New models identify fullerenisation fingerprint in infrared signals

 

NASA, ESA, M Robberto (Space Telescope Science Institute/ESA) and the Hubble Space Telescope Orion Treasury Project Team

Energetic particles in interstellar space induce strain and re-hybridisation within flat carbon structures.

For over 20 years the infrared spectra of many astronomical objects have been interpreted as flat two-dimensional polycyclic aromatic hydrocarbons (PAHs) that are also thought to be the source of organic matter on our own planet. More recently the detection of molecules such as fullerenes – molecules composed entirely of carbon, including the spherical C60 – has revealed a more complicated picture of carbon in space.
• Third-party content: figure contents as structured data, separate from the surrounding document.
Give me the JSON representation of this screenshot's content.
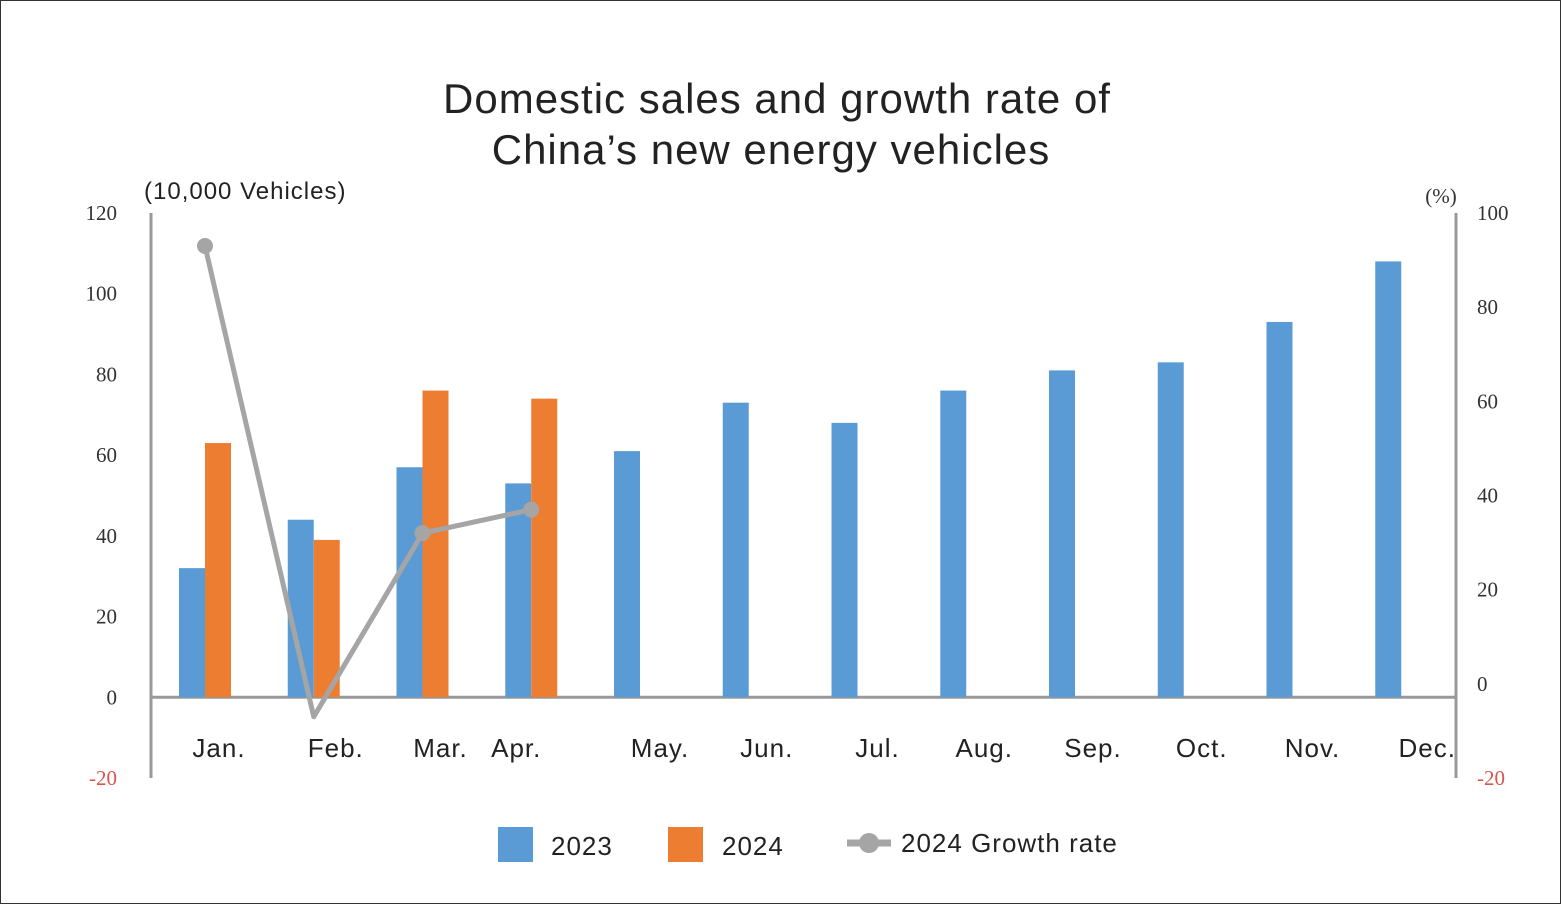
{
  "chart_data": {
    "type": "bar",
    "title_lines": [
      "Domestic sales and growth rate of",
      "China’s new energy vehicles"
    ],
    "ylabel_left": "(10,000 Vehicles)",
    "ylabel_right": "(%)",
    "categories": [
      "Jan.",
      "Feb.",
      "Mar.",
      "Apr.",
      "May.",
      "Jun.",
      "Jul.",
      "Aug.",
      "Sep.",
      "Oct.",
      "Nov.",
      "Dec."
    ],
    "series": [
      {
        "name": "2023",
        "kind": "bar",
        "axis": "left",
        "color": "#5b9bd5",
        "values": [
          32,
          44,
          57,
          53,
          61,
          73,
          68,
          76,
          81,
          83,
          93,
          108
        ]
      },
      {
        "name": "2024",
        "kind": "bar",
        "axis": "left",
        "color": "#ed7d31",
        "values": [
          63,
          39,
          76,
          74,
          null,
          null,
          null,
          null,
          null,
          null,
          null,
          null
        ]
      },
      {
        "name": "2024 Growth rate",
        "kind": "line",
        "axis": "right",
        "color": "#a5a5a5",
        "values": [
          93,
          -7,
          32,
          37,
          null,
          null,
          null,
          null,
          null,
          null,
          null,
          null
        ]
      }
    ],
    "ylim_left": [
      -20,
      120
    ],
    "yticks_left": [
      "120",
      "100",
      "80",
      "60",
      "40",
      "20",
      "0",
      "-20"
    ],
    "ylim_right": [
      -20,
      100
    ],
    "yticks_right": [
      "100",
      "80",
      "60",
      "40",
      "20",
      "0",
      "-20"
    ],
    "negative_tick_color": "#d9534f",
    "legend": [
      "2023",
      "2024",
      "2024 Growth rate"
    ],
    "legend_position": "bottom"
  }
}
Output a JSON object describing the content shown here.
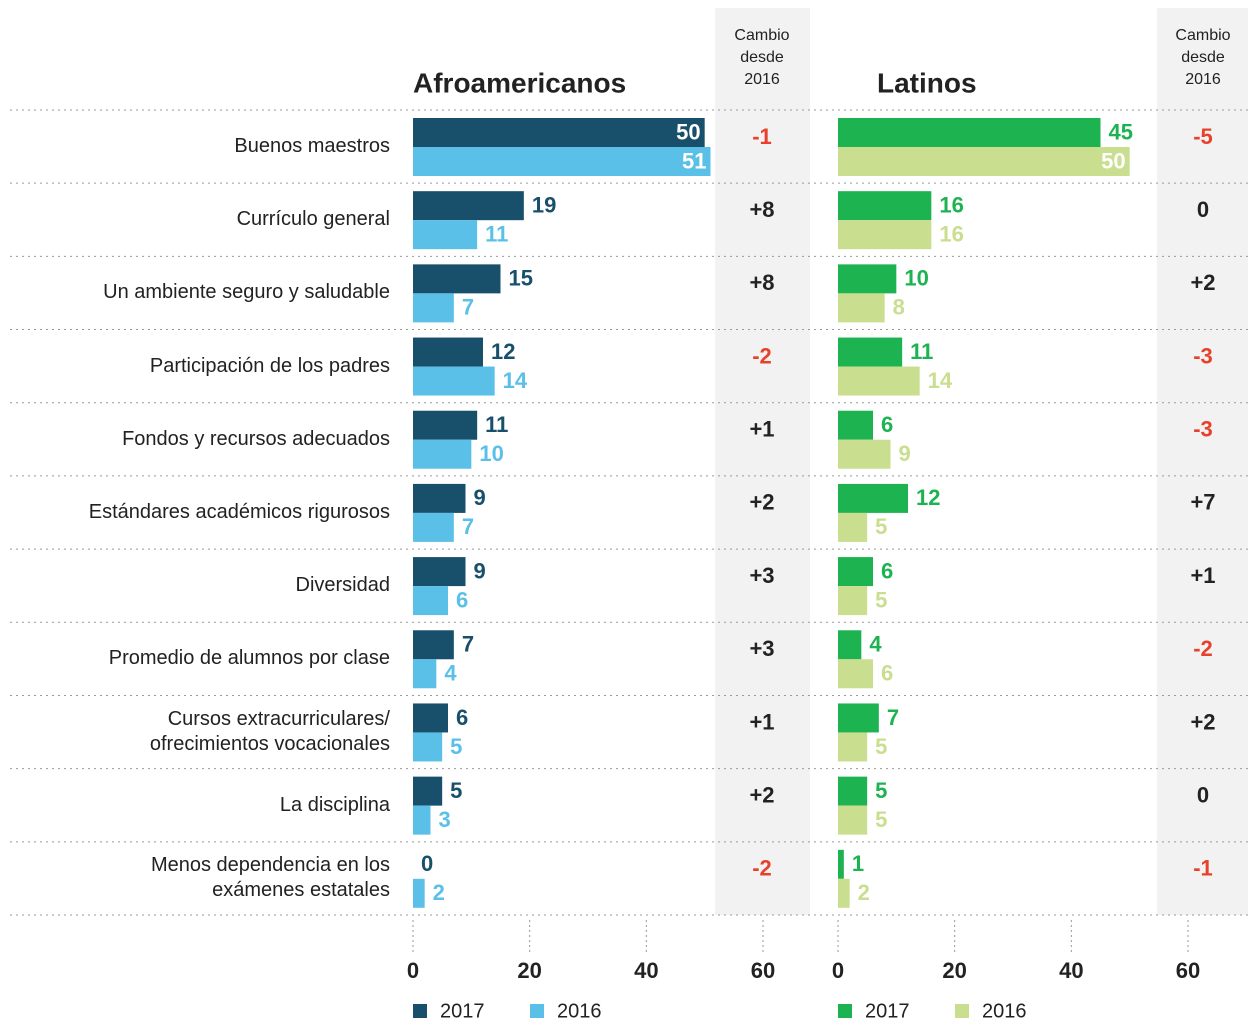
{
  "chart_data": [
    {
      "type": "bar",
      "orientation": "horizontal",
      "title": "Afroamericanos",
      "categories": [
        "Buenos maestros",
        "Currículo general",
        "Un ambiente seguro y saludable",
        "Participación de los padres",
        "Fondos y recursos adecuados",
        "Estándares académicos rigurosos",
        "Diversidad",
        "Promedio de alumnos por clase",
        "Cursos extracurriculares/\nofrecimientos vocacionales",
        "La disciplina",
        "Menos dependencia en los\nexámenes estatales"
      ],
      "series": [
        {
          "name": "2017",
          "color": "#184f6b",
          "values": [
            50,
            19,
            15,
            12,
            11,
            9,
            9,
            7,
            6,
            5,
            0
          ]
        },
        {
          "name": "2016",
          "color": "#5bc0e8",
          "values": [
            51,
            11,
            7,
            14,
            10,
            7,
            6,
            4,
            5,
            3,
            2
          ]
        }
      ],
      "change_header": "Cambio desde 2016",
      "changes": {
        "values": [
          -1,
          8,
          8,
          -2,
          1,
          2,
          3,
          3,
          1,
          2,
          -2
        ],
        "value_labels": [
          "-1",
          "+8",
          "+8",
          "-2",
          "+1",
          "+2",
          "+3",
          "+3",
          "+1",
          "+2",
          "-2"
        ]
      },
      "change_colors": {
        "negative": "#e8412b",
        "other": "#222222"
      },
      "xlim": [
        0,
        60
      ],
      "xticks": [
        0,
        20,
        40,
        60
      ],
      "grid": true
    },
    {
      "type": "bar",
      "orientation": "horizontal",
      "title": "Latinos",
      "series": [
        {
          "name": "2017",
          "color": "#1db350",
          "values": [
            45,
            16,
            10,
            11,
            6,
            12,
            6,
            4,
            7,
            5,
            1
          ]
        },
        {
          "name": "2016",
          "color": "#c9de8f",
          "values": [
            50,
            16,
            8,
            14,
            9,
            5,
            5,
            6,
            5,
            5,
            2
          ]
        }
      ],
      "change_header": "Cambio desde 2016",
      "changes": {
        "values": [
          -5,
          0,
          2,
          -3,
          -3,
          7,
          1,
          -2,
          2,
          0,
          -1
        ],
        "value_labels": [
          "-5",
          "0",
          "+2",
          "-3",
          "-3",
          "+7",
          "+1",
          "-2",
          "+2",
          "0",
          "-1"
        ]
      },
      "change_colors": {
        "negative": "#e8412b",
        "other": "#222222"
      },
      "xlim": [
        0,
        60
      ],
      "xticks": [
        0,
        20,
        40,
        60
      ],
      "grid": true
    }
  ]
}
The links between these different molecules have been rather unclear but new research from Héctor Alvaro Galué at VU University of Amsterdam, in the Netherlands, has taken a fresh approach to this long-standing puzzle.

The study began when Alvaro Galué noticed that the spectral features of three-dimensional carbon were rather different to those of two-dimensional carbon molecules. He thought that this could be used to explain the blue-shift observed in the 6.2µm peak of many astronomical sources, which is difficult to assign to two-dimensional PAH molecules.

Building on laboratory experiments which have shown that two-dimensional graphene-like molecules can be turned into three-dimensional objects by the action of energetic particles, Alvaro Galué used theoretical models of these pathways to identify possible intermediate forms of the molecules. By modelling the infrared spectra of these different forms and comparing them to real astronomical data, he showed that this chemical transformation, known as fullerenisation, could be taking place in space and could explain the diversity of molecules that have been detected.

‘This evidence seems to support the hypothesis by reinforcing one of its most essential aspects, which is that the Unidentified InfraRed [UIR] emission phenomenon is the outcome of infrared fluorescence of molecular-like rather than solid amorphous carriers,’ says Alvaro Galué. ‘It’s the last piece in the puzzle of the enigmatic UIR emissions ubiquitous to most classes of astronomical objects.’

Xander Tielens, an interstellar medium expert at the Leiden Observatory in the Netherlands, believes this research shows much promise. ‘While the observed diversity may appear obfuscating, this work turns it into a positive tool, using the spectral characteristics of intermediary species to address a number of longstanding issues in the comparison between astronomical and molecular spectra.’